Her teacher thinks she would have won then too.
“Every time she says that, I’m like, ‘Don’t say that!'” Grimes says, not wanting to jinx her chances.
The state titles mean entry to the national competition. She was runner-up last year — just missing the $20,000 prize. On Sunday afternoon in a virtual event, she learns if she’s the national champ out of nine finalists.
In middle school, Grimes got into spoken word poetry, which she wrote. Poetry Out Loud is about recitation.
“These kind of are my words. I do feel this. And I support everything I’m doing and saying right now, and I want to be able to help someone else experience that too,” she says.
The competitors perform three poems. At least one has to be pre-20th century. Throwbacks don’t bother Grimes, who embraces the challenge in getting the audience to feel the meaning despite unfamiliar words and imagery. This year, she’s using John Donne’s “The Sun Rising.”
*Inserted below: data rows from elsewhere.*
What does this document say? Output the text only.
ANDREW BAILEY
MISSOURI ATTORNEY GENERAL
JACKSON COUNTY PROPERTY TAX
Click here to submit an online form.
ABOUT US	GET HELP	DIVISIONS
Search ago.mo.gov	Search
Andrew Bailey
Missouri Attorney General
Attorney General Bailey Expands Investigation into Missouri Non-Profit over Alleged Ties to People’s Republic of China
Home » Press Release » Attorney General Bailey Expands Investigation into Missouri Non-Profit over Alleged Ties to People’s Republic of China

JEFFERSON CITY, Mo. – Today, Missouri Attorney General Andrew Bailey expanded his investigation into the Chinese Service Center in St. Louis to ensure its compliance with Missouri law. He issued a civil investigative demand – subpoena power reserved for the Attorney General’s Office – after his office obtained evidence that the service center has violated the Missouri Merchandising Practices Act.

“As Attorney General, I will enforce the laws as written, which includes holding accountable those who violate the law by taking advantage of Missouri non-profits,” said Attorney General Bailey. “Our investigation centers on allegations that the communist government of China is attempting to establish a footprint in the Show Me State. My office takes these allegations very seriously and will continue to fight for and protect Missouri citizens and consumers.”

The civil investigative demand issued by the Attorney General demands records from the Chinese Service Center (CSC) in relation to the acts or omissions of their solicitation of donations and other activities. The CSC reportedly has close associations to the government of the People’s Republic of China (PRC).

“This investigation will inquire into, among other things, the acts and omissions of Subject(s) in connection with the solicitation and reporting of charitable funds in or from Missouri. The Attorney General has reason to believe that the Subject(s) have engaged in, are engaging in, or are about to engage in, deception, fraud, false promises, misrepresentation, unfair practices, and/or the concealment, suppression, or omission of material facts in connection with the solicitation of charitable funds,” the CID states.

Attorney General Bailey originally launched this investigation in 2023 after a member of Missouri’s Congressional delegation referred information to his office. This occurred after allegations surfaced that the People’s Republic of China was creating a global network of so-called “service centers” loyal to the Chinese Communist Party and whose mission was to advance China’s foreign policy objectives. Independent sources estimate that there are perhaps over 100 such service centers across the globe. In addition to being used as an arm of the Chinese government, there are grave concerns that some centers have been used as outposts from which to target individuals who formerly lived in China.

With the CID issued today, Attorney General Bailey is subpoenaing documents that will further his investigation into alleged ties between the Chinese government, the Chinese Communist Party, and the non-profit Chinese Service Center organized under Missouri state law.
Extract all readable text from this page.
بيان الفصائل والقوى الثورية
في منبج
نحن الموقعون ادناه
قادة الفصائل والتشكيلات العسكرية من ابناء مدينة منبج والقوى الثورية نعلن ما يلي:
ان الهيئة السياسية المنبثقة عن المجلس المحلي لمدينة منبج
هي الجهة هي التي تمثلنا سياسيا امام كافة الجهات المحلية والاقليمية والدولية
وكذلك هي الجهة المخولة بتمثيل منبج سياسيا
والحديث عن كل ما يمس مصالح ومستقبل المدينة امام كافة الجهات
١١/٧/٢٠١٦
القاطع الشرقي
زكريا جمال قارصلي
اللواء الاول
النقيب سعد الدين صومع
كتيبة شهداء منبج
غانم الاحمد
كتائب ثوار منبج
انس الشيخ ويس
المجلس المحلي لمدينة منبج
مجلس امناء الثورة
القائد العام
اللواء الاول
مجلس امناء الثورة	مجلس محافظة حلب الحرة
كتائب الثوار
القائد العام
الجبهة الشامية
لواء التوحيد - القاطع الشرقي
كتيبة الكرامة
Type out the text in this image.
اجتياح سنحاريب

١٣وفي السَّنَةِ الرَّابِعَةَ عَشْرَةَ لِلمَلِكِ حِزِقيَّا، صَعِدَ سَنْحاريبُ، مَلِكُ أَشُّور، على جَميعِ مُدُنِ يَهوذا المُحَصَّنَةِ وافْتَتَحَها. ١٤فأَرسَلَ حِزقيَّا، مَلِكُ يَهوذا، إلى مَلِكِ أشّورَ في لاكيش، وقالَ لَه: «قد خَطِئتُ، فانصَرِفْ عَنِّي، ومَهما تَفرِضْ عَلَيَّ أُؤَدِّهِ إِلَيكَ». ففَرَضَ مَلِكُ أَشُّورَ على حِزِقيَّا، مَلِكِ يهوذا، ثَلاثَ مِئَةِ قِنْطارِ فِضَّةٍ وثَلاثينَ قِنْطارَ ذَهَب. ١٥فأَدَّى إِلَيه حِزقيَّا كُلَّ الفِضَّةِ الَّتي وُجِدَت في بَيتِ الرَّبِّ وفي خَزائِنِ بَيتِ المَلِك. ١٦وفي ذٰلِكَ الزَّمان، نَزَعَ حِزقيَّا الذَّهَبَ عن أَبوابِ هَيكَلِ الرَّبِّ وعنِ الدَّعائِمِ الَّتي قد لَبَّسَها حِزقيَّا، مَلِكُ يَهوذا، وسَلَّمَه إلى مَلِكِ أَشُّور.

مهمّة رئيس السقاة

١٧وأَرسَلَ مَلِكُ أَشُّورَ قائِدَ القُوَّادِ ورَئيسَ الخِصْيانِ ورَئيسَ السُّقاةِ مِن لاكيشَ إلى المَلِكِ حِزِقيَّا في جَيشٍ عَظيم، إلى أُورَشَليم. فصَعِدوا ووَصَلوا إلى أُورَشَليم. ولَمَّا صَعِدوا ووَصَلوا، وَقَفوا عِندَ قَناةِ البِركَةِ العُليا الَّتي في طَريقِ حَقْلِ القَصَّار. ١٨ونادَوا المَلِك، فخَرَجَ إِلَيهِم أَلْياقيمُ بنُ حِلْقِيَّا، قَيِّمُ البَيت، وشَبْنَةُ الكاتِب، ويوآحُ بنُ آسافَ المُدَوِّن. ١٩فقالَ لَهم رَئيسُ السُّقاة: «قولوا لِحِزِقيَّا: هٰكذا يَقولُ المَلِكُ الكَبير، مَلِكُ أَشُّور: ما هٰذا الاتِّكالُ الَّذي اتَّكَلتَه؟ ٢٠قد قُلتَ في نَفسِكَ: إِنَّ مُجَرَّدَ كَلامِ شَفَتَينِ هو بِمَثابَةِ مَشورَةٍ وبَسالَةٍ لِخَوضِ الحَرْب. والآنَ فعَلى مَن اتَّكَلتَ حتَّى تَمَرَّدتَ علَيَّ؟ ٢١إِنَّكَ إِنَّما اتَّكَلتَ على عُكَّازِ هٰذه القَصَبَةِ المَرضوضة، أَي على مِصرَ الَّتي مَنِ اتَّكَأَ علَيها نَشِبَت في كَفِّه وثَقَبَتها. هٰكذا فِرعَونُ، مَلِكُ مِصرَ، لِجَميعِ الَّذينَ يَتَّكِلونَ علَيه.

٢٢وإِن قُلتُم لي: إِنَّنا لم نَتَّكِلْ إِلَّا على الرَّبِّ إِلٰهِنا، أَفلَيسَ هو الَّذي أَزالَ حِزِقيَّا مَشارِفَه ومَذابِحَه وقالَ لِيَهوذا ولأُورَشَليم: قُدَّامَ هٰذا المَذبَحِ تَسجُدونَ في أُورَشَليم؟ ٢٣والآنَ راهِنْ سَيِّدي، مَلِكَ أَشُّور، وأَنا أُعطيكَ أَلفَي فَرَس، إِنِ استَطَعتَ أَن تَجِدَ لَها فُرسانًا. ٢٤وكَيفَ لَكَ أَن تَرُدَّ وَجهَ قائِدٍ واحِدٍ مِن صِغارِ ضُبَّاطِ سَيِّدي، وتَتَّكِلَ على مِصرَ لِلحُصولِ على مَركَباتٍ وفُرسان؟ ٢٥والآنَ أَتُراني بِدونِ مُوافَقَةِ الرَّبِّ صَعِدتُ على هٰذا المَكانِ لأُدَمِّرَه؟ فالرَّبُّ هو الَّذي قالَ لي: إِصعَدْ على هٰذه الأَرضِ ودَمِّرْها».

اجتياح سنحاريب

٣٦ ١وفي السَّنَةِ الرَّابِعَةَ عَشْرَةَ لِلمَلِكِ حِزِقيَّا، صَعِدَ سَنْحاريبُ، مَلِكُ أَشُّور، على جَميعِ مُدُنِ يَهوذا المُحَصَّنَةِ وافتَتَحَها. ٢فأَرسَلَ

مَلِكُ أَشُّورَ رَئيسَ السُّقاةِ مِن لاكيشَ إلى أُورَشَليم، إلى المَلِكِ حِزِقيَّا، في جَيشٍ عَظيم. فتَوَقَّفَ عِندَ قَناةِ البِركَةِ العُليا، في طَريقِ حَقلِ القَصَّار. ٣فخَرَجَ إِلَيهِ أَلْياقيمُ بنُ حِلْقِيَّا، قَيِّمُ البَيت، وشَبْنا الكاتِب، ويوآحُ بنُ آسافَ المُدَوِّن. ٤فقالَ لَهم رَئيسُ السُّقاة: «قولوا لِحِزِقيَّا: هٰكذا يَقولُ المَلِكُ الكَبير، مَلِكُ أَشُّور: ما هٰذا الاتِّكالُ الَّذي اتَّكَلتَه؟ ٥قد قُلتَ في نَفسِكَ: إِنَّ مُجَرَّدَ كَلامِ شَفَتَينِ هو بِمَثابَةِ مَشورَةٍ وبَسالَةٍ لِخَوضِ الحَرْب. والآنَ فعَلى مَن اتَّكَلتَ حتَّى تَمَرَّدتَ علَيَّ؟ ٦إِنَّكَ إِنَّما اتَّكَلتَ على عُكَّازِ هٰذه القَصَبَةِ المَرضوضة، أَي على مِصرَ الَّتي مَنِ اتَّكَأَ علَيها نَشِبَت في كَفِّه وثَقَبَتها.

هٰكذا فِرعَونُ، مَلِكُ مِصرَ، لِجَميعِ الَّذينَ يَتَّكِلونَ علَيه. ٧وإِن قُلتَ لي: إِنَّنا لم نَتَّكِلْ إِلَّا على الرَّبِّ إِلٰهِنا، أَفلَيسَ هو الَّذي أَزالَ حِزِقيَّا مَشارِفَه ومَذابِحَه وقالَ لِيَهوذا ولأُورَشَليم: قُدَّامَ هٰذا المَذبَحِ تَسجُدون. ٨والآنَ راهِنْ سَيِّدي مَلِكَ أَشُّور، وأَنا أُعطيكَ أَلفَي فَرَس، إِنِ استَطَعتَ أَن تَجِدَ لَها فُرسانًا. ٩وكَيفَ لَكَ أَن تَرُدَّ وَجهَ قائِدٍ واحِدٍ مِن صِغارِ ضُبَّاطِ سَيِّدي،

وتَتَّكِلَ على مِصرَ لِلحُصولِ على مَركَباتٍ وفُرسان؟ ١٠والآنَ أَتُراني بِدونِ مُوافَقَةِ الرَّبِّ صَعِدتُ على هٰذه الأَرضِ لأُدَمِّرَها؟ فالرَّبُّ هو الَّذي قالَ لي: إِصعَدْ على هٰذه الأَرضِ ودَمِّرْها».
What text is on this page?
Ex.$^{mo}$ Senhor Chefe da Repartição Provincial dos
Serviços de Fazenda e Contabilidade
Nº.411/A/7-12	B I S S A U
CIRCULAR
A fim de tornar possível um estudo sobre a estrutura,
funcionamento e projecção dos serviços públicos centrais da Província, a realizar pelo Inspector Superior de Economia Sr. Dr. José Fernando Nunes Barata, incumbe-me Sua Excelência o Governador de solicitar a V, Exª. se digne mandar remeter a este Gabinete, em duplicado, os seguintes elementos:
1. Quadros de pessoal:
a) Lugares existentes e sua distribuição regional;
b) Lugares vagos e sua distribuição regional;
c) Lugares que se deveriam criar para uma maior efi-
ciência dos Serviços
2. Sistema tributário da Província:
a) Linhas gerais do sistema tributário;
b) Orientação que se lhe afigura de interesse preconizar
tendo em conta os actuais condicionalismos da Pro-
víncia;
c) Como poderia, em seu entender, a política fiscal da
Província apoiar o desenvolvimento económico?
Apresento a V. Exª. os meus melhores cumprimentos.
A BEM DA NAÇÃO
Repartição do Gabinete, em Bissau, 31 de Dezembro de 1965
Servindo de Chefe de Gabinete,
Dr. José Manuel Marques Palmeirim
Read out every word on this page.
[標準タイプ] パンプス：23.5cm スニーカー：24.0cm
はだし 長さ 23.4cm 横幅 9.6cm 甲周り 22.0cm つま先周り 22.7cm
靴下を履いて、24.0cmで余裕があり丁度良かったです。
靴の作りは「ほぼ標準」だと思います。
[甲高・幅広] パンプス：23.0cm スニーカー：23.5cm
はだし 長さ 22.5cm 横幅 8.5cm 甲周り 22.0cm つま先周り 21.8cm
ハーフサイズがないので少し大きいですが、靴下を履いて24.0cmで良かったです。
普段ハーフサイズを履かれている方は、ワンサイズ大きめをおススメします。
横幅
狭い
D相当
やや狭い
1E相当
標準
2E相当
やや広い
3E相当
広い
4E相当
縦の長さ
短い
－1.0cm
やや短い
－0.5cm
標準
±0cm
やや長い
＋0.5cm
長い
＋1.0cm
“For some reason, I love the poems the most that are by like the old, dead white men,” she says. “I just love a good love poem.”
Her more contemporary works this year are “Object Lesson” by Claire Schwartz and “A Litany for Survival” by Audre Lorde.
First place or last, Grimes says poetry performance has been a guiding force through high school, helping make her way to Yale University this fall (though she plans to major in chemistry en route to becoming a dentist).
She says she’s learned how to “cast a spell with words,” as she put it in her TEDx talk from April, achieving instant connection not just with the words she says but with the silence between them. “We can learn to look between the lines, between the words, to find ways to connect with one another.”